Não poderia dizer que os Mandam eram igualitários, assim como em qualquer sociedade haviam funções tipicamente masculinas e femininas, no entanto, as meninas não eram proibidas de cavalgar, aprender a usar armas de guerra e opinar sobre a vida em sociedade. Tinham liberdade sobre quando e com quem iriam juntar seus cobertores e mesmo antes de casadas se decidissem provar da paixão de um homem, não passavam a ser vistas como imorais. Elas organizavam o plantio, a colheita, preparavam os estoques de comida para o inverno e definiam o que poderia ser trocado e o que era imprensindível para a existência do clã. Os homens pareciam ter tanta responsabilidade sobre o cuidado dos filhos quanto as mães e assim que deixavam o seio delas, era deles o dever de ensinar sobre a vida e a cultura atravéz de histórias que também ouviram de seus pais e estes ouviram dos pais deles.

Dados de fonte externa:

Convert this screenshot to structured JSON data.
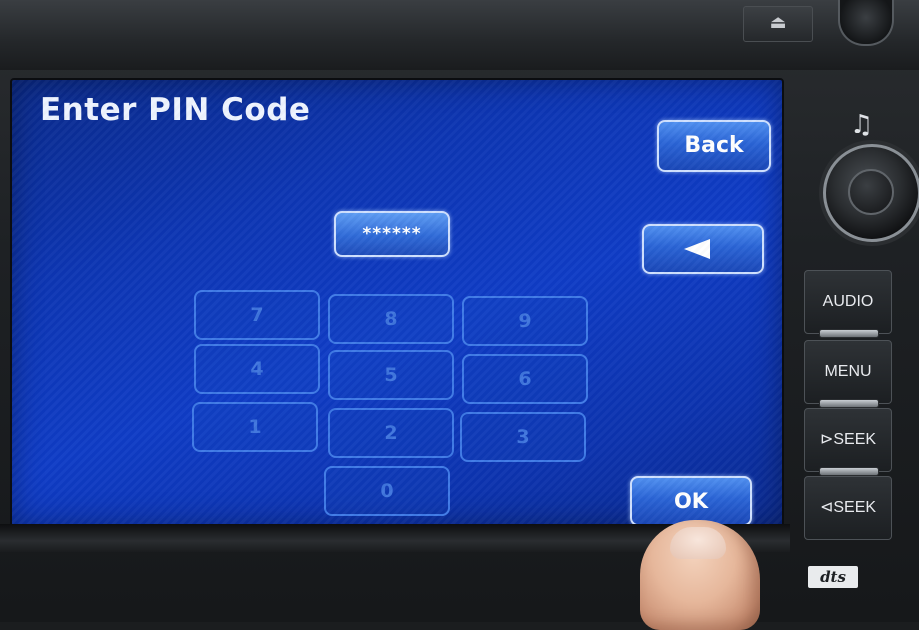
{
  "screen": {
    "title": "Enter PIN Code",
    "back_label": "Back",
    "pin_value": "******",
    "keypad": [
      "7",
      "8",
      "9",
      "4",
      "5",
      "6",
      "1",
      "2",
      "3",
      "0"
    ],
    "ok_label": "OK"
  },
  "hardware": {
    "audio_label": "AUDIO",
    "menu_label": "MENU",
    "seek_forward_label": "⊳SEEK",
    "seek_back_label": "⊲SEEK",
    "dts_label": "dts",
    "eject_icon": "eject-icon",
    "eject_symbol": "⏏",
    "music_note_symbol": "♫"
  },
  "colors": {
    "screen_blue": "#0f3cc6",
    "button_blue": "#2a64d6",
    "key_outline": "#3f7ae6"
  }
}
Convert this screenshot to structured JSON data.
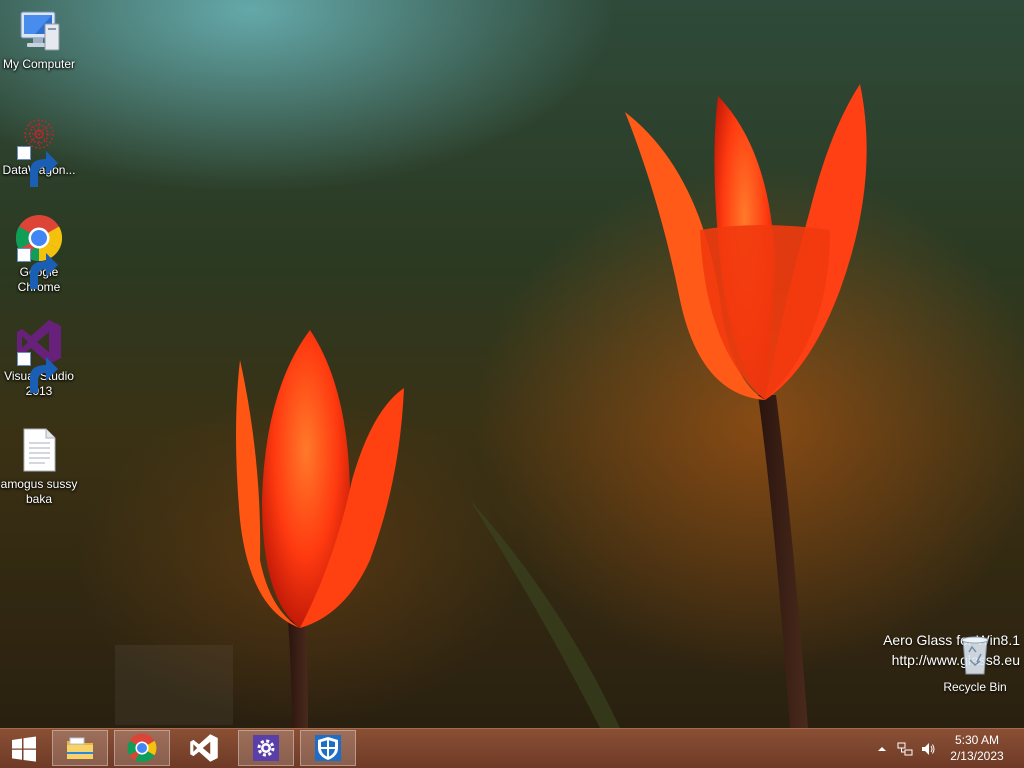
{
  "desktop": {
    "icons": [
      {
        "label": "My Computer",
        "icon": "computer-icon",
        "shortcut": false
      },
      {
        "label": "DataWagon...",
        "icon": "datawagon-icon",
        "shortcut": true
      },
      {
        "label": "Google Chrome",
        "icon": "chrome-icon",
        "shortcut": true
      },
      {
        "label": "Visual Studio 2013",
        "icon": "visual-studio-icon",
        "shortcut": true
      },
      {
        "label": "amogus sussy baka",
        "icon": "text-document-icon",
        "shortcut": false
      }
    ],
    "recycle_bin": {
      "label": "Recycle Bin",
      "icon": "recycle-bin-icon"
    },
    "watermark": {
      "line1": "Aero Glass for Win8.1",
      "line2": "http://www.glass8.eu"
    }
  },
  "taskbar": {
    "start_icon": "windows-logo-icon",
    "pinned": [
      {
        "name": "File Explorer",
        "icon": "file-explorer-icon",
        "state": "highlighted"
      },
      {
        "name": "Google Chrome",
        "icon": "chrome-icon",
        "state": "highlighted"
      },
      {
        "name": "Visual Studio",
        "icon": "visual-studio-icon",
        "state": "plain"
      },
      {
        "name": "Settings",
        "icon": "settings-icon",
        "state": "highlighted"
      },
      {
        "name": "Windows Defender",
        "icon": "shield-icon",
        "state": "highlighted"
      }
    ],
    "tray": {
      "icons": [
        "show-hidden-icons-icon",
        "network-icon",
        "volume-icon"
      ],
      "time": "5:30 AM",
      "date": "2/13/2023"
    }
  },
  "colors": {
    "taskbar": "#7a4430",
    "chrome_red": "#db4437",
    "chrome_yellow": "#f4c20d",
    "chrome_green": "#0f9d58",
    "chrome_blue": "#4285f4",
    "vs_purple": "#68217a",
    "tulip": "#ff4a12"
  }
}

Quando Elena questionou a Tokalah por que eles não escreviam ou desenhavam suas histórias em livros ou papiros como a maior parte dos povos da história fez, ele respondeu que apesar das folhas falantes guardarem o conhecimento atravéz do tempo, seriam apenas histórias lidas, mas histórias contadas por seu pai, avós e anciãos, eram momentos que se enraizariam na memória daqueles que as ouvia. E ela lhe deu razão, afinal, embora amasse seus livros, aprendeu a gostar deles devido as noites na cama entre os braços de tia Augustine, enquanto ela lia qualquer coisa com muita aventura e romance.

Viu Tokalah mover- se e virar para o lado e o rosto adormecido dele se iluminar em tons de dourado devido a fogueira que ardia entre eles.
Apesar de sempre julgar os nativos como dotados de feições duras e fortes, Tokalah possuía certa leveza que conferiam a ele um ar mais amigável do que qualquer outro nativo que conheceu até agora. Levou a mão aos próprios lábios ao lembrar do toque dos dele e devagou por instantes no momento que tiveram mais cedo.

Ele estava lhe dando a oportunidade de decidir e escolher seu futuro, algo que teve poucas vezes na vida e que quando teve, talvez não tivesse tomado a atitude correta. Deixar a Inglaterra, fugir no meio da noite causando a morte de sua querida Davina, casar-se com Andrew, mesmo não sentindo nada por ele e agora, depois de tanta luta para aprender a gostar do marido e de certa forma já apreciar a sua companhia, estava arrebatada por aquele sentimento estranho por aquele selvagem que a fez cativa.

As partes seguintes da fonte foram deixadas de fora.